M.S.: The particular landscape of Volax in Tinos is extremely peculiar. The variation of its granite rocks are of plutonic origins that were formed 15-25 million years ago and eroded due to natural phenomena (temperature, humidity, wind, etc). The obscurity of the landscape has inspired many stories and myths among the locals, naturally, and some villagers strongly believe in its transcendental energy. Islanders, in general, seem to often engage themselves with their land through mystical urges, maybe because of their merry isolation. We perceive some forms as signs, as an effort to connect with our surroundings.

 

In the end, before the herd leaves the sheepfold (impossible not to think about the erotic connotation), we see a shot of the stream that reminds us the beginning, when we are first introduced to the character of Marianna with the ducks in the water (another manifestation of Eros, the oldest of the gods, “bastard” son of Heaven and Earth). Was it filmed in the same setting? Are you interested in returning to the liquid element, an uncontrollable fluid?

M.S.: Yes, both scenes were shot in the same landscape.

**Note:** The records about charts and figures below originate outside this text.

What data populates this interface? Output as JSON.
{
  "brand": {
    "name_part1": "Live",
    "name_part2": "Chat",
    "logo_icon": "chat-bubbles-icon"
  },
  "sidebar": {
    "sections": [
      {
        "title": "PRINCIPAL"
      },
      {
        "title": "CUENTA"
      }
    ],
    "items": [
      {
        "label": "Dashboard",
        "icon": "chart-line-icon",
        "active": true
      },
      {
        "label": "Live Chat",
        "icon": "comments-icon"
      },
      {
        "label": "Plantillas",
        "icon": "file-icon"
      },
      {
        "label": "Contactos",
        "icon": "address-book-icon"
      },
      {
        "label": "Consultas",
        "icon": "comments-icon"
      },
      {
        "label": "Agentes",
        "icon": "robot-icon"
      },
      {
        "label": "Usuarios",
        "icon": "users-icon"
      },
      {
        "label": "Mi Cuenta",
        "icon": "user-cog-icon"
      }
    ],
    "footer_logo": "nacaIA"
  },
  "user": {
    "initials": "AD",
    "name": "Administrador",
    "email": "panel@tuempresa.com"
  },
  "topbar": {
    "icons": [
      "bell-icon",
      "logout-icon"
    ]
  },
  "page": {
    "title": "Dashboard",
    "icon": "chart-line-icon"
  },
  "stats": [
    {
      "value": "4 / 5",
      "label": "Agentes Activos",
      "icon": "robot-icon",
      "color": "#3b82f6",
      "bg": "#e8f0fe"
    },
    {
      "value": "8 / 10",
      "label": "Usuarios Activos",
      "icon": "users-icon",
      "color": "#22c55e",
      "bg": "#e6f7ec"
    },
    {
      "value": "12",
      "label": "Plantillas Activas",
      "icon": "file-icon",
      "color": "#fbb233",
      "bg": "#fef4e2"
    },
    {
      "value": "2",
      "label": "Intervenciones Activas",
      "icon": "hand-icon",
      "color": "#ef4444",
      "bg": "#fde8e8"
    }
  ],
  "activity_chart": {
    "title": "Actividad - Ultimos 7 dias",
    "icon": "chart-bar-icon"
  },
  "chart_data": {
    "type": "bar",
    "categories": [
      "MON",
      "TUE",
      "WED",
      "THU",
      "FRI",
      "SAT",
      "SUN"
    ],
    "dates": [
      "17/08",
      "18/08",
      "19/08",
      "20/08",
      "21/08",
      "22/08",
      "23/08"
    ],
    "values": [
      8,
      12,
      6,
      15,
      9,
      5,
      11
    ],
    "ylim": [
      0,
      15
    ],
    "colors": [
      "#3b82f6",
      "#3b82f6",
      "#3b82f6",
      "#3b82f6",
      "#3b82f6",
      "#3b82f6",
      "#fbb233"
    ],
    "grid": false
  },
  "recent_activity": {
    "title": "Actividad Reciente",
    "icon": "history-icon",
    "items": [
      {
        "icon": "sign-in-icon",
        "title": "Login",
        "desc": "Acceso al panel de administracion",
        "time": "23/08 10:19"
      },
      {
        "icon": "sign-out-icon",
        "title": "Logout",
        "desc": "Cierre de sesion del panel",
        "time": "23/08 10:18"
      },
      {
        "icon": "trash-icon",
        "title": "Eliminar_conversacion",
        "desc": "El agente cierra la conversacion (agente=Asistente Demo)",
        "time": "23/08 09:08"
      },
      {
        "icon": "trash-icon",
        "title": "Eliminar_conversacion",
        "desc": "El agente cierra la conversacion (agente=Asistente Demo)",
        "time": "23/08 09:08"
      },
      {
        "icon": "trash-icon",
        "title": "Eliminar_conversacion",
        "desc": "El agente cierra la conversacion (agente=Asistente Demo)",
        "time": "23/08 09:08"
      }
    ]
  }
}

The stream represents for us the stream of Lethe, the river of forgetfulness. This is where the stream meets the sea, where the control finds the release and the element of water returns to its immensity.  There is the entrance/exit to/from this world.

 

I know you are preparing a new movie. What can you tell us about this?

L.B.: The new movie tells the story of a poor merchant who is repeatedly selling his daughter in the form of a farm animal, only to have the girl return home every night in the form of a woman. The plot was inspired by the ancient Greek myth of shape-shifter Mestra and her father Erysichthon, as well as by Roman Charity, the exemplary story of Pero and her father Cimon. In both cases, the daughter-father motive has been considered as an example of the first law of nature, which is to love one’s own parents, which allows us to speculate upon this theme.

M.S.: Another thing about this new movie is that we plan to film it in Portugal, and more specifically in Aldeias do Xisto, in one of the villages that are historically connected with the caravans of traders, like Aigra Velha. Besides its fascinating configuration that reflects its history, the landscape of Aigra Velha presents similarities with the Greek landscape and we believe that interesting experiments could arise from this fact.